X_valid = tf.constant(X_valid, dtype=tf.int64)
y_valid = tf.constant(y_valid, dtype=tf.int64)
valid_data = tf.data.Dataset.from_tensor_slices((X_valid, y_valid)).shuffle(128).batch(128) # .shuffle(128).batch(128) Must use for Tensor to understand

X_test = tf.constant(X_test, dtype=tf.int64)
y_test = tf.constant(y_test, dtype=tf.int64)
test_data = tf.data.Dataset.from_tensor_slices((X_test, y_test)).shuffle(128).batch(128)

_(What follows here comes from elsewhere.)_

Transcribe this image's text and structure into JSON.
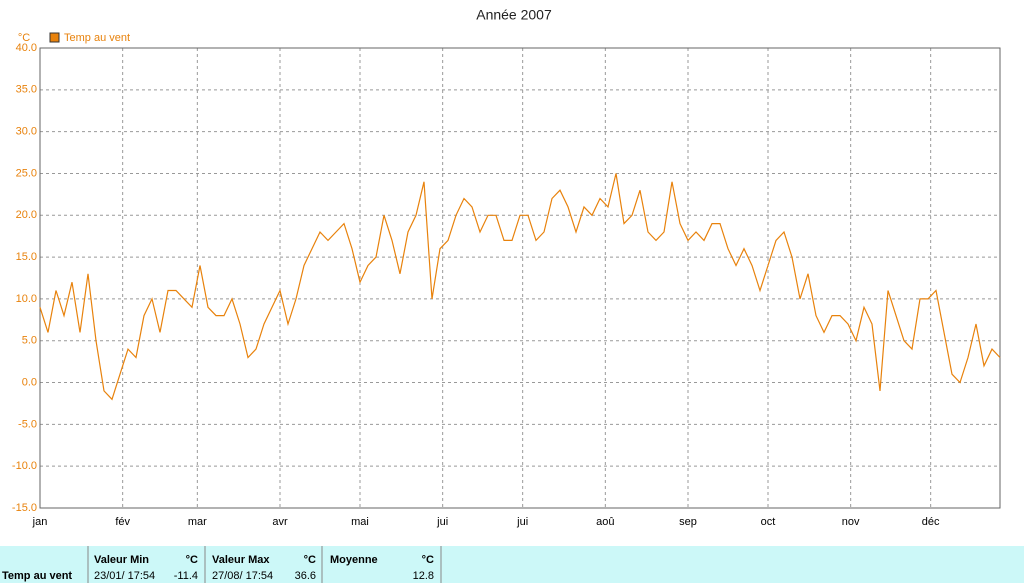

<BatchDataset shapes: ((None, 50), (None,)), types: (tf.int64, tf.int64)>
<BatchDataset shapes: ((None, 50), (None,)), types: (tf.int64, tf.int64)>
<BatchDataset shapes: ((None, 50), (None,)), types: (tf.int64, tf.int64)>


# Model and Layers

In [33]:
model = tf.keras.Sequential() # Setting up the model
model.add(tf.keras.layers.Embedding(len(tokenizer.word_index)+5, 100)) # Adds the embedding the layer into the model ( for "(len(tokenizer.word_index)+5, 100))" changing 100 to 1 will squish your data and get poorer results, while expanding to can improve but at a performance costs )
model.add(tf.keras.layers.LSTM(100, activation ='relu', return_sequences= False, recurrent_dropout = 0.1)) # Adds LSTM layer into the model. Recurrent_dropout = Float between 0 and 1. Fraction of the units to drop for the linear transformation of the recurrent state (so it drops nodes after each iteration, i think)
model.add(tf.keras.layers.Dense(1, activation='sigmoid')) # Adds Densely-connected Neural Network layer into the model. Only one node is needed because the sigmoid smooths the outputs from zero to one.
print(model.summary()) # prints out summary of the embedded words size and other information on the parameteres. (Note: the larger the Param (a.k.a. unquie words it can store) the longer it takes to train.)

4924
Model: "sequential_5"
_________________________________________________________________
Layer (type)                 Output Shape              Param #   
embedding_5 (Embedding)      (None, None, 100)         492900    
_________________________________________________________________
lstm_5 (LSTM)                (None, 100)               80400     
_________________________________________________________________
dense_5 (Dense)              (None, 1)                 101       
Total params: 573,401
Trainable params: 573,401
Non-trainable params: 0
_________________________________________________________________
None


In [34]:
model.compile(optimizer='adam', loss='binary_crossentropy', metrics=['accuracy']) # Compile the layers with certain setting we give it. 'adam' is an overall pretty good optimizer. 
                                                                                  # Binary_Crossentropy is a good loss function for this project because we have binary labels (and in a way, data)
history = model.fit(train_data, validation_data=valid_data, epochs=25, verbose=1) # Model Training. Validation Data will help counter overfitting to a point. 
                                                                                  # Careful with how many epochs used (find a sweet spot)

Epoch 1/25
Epoch 2/25
Epoch 3/25
Epoch 4/25
Epoch 5/25
Epoch 6/25
Epoch 7/25
Epoch 8/25
Epoch 9/25
Epoch 10/25
Epoch 11/25
Epoch 12/25
Epoch 13/25
Epoch 14/25
Epoch 15/25
Epoch 16/25
Epoch 17/25
Epoch 18/25
Epoch 19/25
Epoch 20/25
Epoch 21/25
Epoch 22/25
Epoch 23/25
Epoch 24/25
Epoch 25/25


In [36]:
# Running the Test data
results = model.evaluate(X_test, y_test, batch_size=128) # Prints out the results

# Print out the results
for name, value in zip(model.metrics_names, results): # Prints out the same results without the progress bar
  print("%s: %.3f" % (name, value))

loss: 0.503
accuracy: 0.860


In [0]:
# Save weights
# model.save_weights('Good_weights.h5', overwrite=True) # un-hastag if the accuracy is above 86% (loss: 0.503) 
                                                        # Need to balance the training data (and maybe oversample) in order to break the 90%